Still Life © Jean-Claude Carbonne
von Kurt Bohr
Dieser Tanzabend war fraglos ein Höhepunkt der diesjährigen Perspectives. Generalintendant Bodo Busse vom saarländischen Staatstheater und Festivalchefin Sylvie Hamard haben die erste offizielle Kooperation seit vielen Jahren bei vollem Haus mit zwei Arbeiten des renommierten Choreografen Angelin Preljocaj erfolgreich auf die Bühne gebracht. Das darf in Zukunft gern so weitergehen.
Den ersten Auftritt hatte die Truppe des berühmten Choreografen aus Frankreich, der auch selbst zugegen war, mit „Still Life“. Zwei Tänzerinnen und sehs Tänzer, in strengen dunklen Trikots betreten sie einzeln die in Schwarz getauchte leere Bühne und stellen sich in geometrischer Formation auf, kaum dass sie sich berühren.
Die Musik (Alva Nato, Ryuichi Sakamato), zu der sie dann tanzen, ist für das Publikum gewöhnungsbedürftig, geht es doch fast ausschließlich um Geräusche – John Cage lässt grüßen. Sie bewegen sich wie in Zeitlupe, mit fantastischen Körperbeherrschung und höchst präzise. Minimal Dance zu Minimal Music, konsequent.

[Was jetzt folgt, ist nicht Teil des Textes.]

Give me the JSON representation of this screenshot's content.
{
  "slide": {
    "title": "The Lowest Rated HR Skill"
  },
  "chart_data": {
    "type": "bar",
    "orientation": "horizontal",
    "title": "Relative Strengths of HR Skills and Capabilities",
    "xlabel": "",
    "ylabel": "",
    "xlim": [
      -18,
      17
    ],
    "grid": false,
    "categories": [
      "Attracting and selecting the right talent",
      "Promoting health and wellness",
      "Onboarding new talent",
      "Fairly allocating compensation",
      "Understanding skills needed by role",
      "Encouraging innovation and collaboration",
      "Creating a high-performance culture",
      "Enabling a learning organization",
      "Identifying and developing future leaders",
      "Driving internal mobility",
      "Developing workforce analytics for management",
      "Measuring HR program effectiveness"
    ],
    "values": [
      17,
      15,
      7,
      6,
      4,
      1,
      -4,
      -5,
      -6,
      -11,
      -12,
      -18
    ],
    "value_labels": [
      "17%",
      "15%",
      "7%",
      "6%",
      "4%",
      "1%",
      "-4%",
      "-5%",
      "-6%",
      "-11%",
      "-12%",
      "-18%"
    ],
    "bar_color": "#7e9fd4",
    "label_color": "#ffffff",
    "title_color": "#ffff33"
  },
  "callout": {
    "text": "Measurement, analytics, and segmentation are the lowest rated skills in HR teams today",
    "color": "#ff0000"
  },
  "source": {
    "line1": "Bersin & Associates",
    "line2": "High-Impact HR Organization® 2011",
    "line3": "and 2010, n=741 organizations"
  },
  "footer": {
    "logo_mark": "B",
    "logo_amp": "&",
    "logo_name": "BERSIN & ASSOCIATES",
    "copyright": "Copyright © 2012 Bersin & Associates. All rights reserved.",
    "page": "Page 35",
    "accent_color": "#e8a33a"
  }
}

Der Choreograf hat sich vom Vanitas-Motiv leiten lassen. Unser Leben ist endlich, all unser Streben ist eitel, wie schon Andreas Gryphius, der Barockdichter sagt. Die Protagonisten hantieren mit Totenköpfen, tickenden Weckern, unsere Zeit hienieden ist bemessen.
Bei diesem Tanz gibt es wenig Gemeinsamkeit und Einendes. Ab und an paarweise Begegnungen, die Liebe scheint kurz und vergänglich. Ganz überwiegend tanzen alle jeweils für sich alleine, solipsistisch, egozentriert. Preljocaj hält uns den Spiegel vor. Es ist ein kritischer Blick auf unsere Gesellschaft. Wir finden uns zwar zusammen, in Meetings, in Restaurants, aber wir konsultieren selbstvergessen unsere Smartphones, senden und empfangen Botschaften, die direkte Unterhaltung und Kommunikation bleibt häufig auf der Strecke, verliert an Bedeutung
Diese unsägliche Vereinsamung wird in diese Choreografie erschreckend deutlich auf den Punkt gebracht. Die nervige Geräuschmusik pointiert diese Botschaft eindrucksvoll.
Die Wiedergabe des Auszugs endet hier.